Stringent selection and quick decisions
Every cohort is very selective in nature, typically they choose approximately ten startups out of over 300 applications. Most of them have been recommended by leading venture capital funds, thus ensuring a highly curated pipeline of technically strong teams with scaleup potential. Unlike traditional programmes, Ignite Next grants fast yes-or-no decisions, something that Bohl says was hard in previous corporate structures.
Ignite Next is aware that a recurring issue in industrial innovation is the so-called “pilot trap”, a situation where startups do research with large manufacturers but fail to achieve a substantial level of commercial deployment. The programme tackles this problem head-on by focusing on creating strategic value rather than engaging in cost-saving projects that lead only to incremental changes.

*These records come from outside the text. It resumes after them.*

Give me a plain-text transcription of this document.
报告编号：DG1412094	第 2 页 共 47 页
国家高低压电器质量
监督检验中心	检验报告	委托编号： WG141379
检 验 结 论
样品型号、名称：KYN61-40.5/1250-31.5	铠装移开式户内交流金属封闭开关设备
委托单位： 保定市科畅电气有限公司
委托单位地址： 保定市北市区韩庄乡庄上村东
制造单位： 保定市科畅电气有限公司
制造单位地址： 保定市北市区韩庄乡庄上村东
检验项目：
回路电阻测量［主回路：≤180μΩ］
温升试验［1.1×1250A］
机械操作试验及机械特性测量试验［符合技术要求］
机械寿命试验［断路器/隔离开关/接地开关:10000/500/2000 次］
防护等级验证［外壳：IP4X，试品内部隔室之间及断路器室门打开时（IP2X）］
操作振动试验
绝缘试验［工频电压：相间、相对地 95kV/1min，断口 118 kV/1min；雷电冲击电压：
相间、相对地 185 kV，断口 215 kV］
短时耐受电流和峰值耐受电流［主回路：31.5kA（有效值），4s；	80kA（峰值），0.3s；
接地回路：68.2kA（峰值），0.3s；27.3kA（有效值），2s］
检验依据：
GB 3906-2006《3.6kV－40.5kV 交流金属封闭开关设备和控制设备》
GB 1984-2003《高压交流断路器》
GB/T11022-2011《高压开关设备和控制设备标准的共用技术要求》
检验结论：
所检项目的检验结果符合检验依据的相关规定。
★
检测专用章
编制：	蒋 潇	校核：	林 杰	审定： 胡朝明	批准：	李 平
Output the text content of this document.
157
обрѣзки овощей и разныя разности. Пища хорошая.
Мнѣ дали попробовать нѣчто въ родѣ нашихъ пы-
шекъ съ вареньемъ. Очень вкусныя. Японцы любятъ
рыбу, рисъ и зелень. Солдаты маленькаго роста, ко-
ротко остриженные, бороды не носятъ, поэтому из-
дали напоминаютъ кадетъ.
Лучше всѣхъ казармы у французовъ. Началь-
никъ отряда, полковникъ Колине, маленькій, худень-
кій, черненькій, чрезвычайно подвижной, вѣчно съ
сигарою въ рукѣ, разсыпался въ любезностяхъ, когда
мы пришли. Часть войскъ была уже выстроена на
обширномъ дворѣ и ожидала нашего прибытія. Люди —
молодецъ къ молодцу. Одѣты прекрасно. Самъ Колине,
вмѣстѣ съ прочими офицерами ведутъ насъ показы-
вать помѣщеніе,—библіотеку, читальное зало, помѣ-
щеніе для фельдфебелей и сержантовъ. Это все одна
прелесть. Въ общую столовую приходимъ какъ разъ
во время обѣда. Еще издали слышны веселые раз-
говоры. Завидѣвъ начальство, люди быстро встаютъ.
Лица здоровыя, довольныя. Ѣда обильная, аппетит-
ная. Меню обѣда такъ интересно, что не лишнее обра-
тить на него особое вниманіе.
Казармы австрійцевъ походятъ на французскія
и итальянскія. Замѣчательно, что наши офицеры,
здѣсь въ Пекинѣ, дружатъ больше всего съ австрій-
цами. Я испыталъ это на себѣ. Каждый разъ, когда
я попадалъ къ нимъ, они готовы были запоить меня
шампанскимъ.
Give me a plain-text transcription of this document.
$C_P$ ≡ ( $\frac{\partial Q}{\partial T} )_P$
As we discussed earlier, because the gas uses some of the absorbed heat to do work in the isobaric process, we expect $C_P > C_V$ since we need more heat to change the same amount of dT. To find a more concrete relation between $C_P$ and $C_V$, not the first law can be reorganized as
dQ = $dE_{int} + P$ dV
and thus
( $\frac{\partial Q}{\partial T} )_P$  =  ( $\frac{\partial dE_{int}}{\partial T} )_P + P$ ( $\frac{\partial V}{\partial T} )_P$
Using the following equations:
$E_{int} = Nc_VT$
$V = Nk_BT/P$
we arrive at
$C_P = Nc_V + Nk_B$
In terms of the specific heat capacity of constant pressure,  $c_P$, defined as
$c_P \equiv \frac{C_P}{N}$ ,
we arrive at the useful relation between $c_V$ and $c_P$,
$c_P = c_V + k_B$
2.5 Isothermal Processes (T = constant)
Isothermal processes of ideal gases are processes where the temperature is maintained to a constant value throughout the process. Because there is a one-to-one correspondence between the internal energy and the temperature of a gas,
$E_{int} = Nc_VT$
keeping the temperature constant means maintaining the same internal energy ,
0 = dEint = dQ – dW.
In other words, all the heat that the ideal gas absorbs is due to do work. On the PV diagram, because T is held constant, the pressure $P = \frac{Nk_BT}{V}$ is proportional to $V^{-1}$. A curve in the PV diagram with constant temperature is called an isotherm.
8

Start-ups, while in the programme, pinpoint concrete industrial needs. A ‘beginning of the end’, as Bohl refers to it, is the real work for them: creating new business units, unlocking joint ventures, and matching startup technology with urgent end-customer needs.
“When it works,” Bohl said, “it’s startup tech plus corporate tech plus a customer who desperately needs the solution. That’s when scale happens.”
Deep Tech, Built Over Decades
The majority of the Ignite Next startups can trace their origins back to years or even decades of academic or industrial research. These are not spontaneous ideas, but rather fundamental technologies that have numerous potential applications. Ignite Next supports founders in prioritising their focus, preventing them from scattering their resources, and helping them to understand their exact position in complicated value chains.
This program also emphasizes heavily on the founder’s ability to take guidance. As the team progresses, founders might be encountering major changes in their roles, culture differences with the newly hired employees, and the pressure of long development cycles. Ignite Next is there to support through these challenges by providing mentorship, checking the chemistry, and offering long-term perspective.
With further corporate and institutional partners likely to be on board in the upcoming months, Ignite Next is getting into the position of being a key pillar of Europe’s deep tech ecosystem. It is a great help in realizing those breakthrough ideas born in the lab and transforming them into the industrial leaders of the next generation who will be globally competitive.